1T’ RexMo1−xS2–2H MoS2 Lateral Heterojunction for Enhanced Hydrogen Evolution Reaction Performance

The imperfect interfaces between 2D transition metal dichalcogenides (TMDs) are suitable for boosting the hydrogen evolution reaction (HER) during water electrolysis. Here, the improved catalytic activity at the spatial heterojunction between 1T’ RexMo1−xS2 and 2H MoS2 is reported. Atomic‐scale electron microscopy confirms that the heterojunction is constructed by an in‐situ two‐step growth process through chemical vapor deposition. Electrochemical microcell measurements demonstrate that the 1T’ RexMo1−xS2–2H MoS2 lateral heterojunction exhibits the best HER catalytic performance among all TMD catalysts with an overpotential of ≈84 mV at 10 mA cm−2 current density and 58 mV dec−1 Tafel slope. Kelvin probe force microscopy shows ≈40 meV as the work function difference between 2H MoS2 and 1T’ RexMo1−xS2, facilitating the electron transfer from 2H MoS2 to 1T’ RexMo1−xS2 at the heterojunction. First‐principles calculations reveal that Mo‐rich heterojunctions with high structural stability are formed, and the HER performance is improved with the combination of increased density of states near the Fermi level and optimal ΔGH* as low as 0.07 eV. Those synergetic effects with many electrons and active sites with optimal ΔGH* improve HER performance at the heterojunction. These results provide new insights into understanding the role of the heterojunction for HER. The 1T’ RexMo1−xS2–2H MoS2 lateral heterostructure is reported to boost hydrogen evolution reaction (HER).
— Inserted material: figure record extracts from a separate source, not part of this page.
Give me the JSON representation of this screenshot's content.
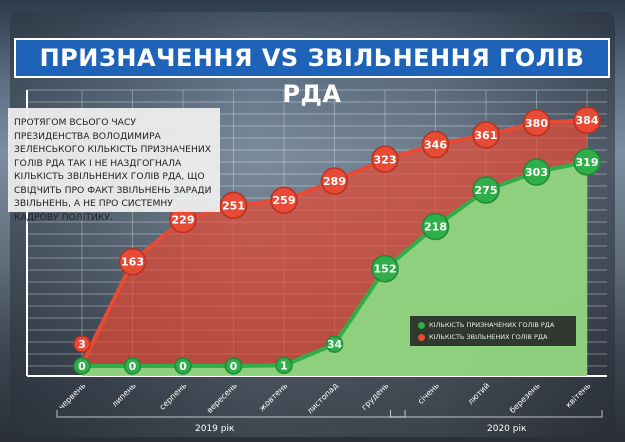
{
  "chart_data": {
    "type": "area",
    "title": "ПРИЗНАЧЕННЯ VS ЗВІЛЬНЕННЯ ГОЛІВ РДА",
    "categories": [
      "червень",
      "липень",
      "серпень",
      "вересень",
      "жовтень",
      "листопад",
      "грудень",
      "січень",
      "лютий",
      "березень",
      "квітень"
    ],
    "year_groups": [
      {
        "label": "2019 рік",
        "from": 0,
        "to": 6
      },
      {
        "label": "2020 рік",
        "from": 7,
        "to": 10
      }
    ],
    "series": [
      {
        "name": "КІЛЬКІСТЬ ЗВІЛЬНЕНИХ ГОЛІВ РДА",
        "color": "#e74a35",
        "values": [
          3,
          163,
          229,
          251,
          259,
          289,
          323,
          346,
          361,
          380,
          384
        ]
      },
      {
        "name": "КІЛЬКІСТЬ ПРИЗНАЧЕНИХ ГОЛІВ РДА",
        "color": "#2fae4a",
        "values": [
          0,
          0,
          0,
          0,
          1,
          34,
          152,
          218,
          275,
          303,
          319
        ]
      }
    ],
    "ylim": [
      0,
      400
    ],
    "grid": true,
    "legend": "bottom-right"
  },
  "note": "Протягом всього часу президенства Володимира Зеленського кількість призначених голів РДА так і не наздгогнала кількість звільнених голів РДА, що свідчить про факт звільнень заради звільнень, а не про системну кадрову політику."
}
At the 1T’ RexMo1−xS2–2H MoS2 heterojunction, a Mo‐rich heterojunction with high structural stability is formed, the electron transfer from 2H MoS2 to 1T’ RexMo1−xS2, and the HER performance is greatly improved with the combination of increased density of states near the Fermi level and optimal ΔGH* of the Mo‐rich heterojunction.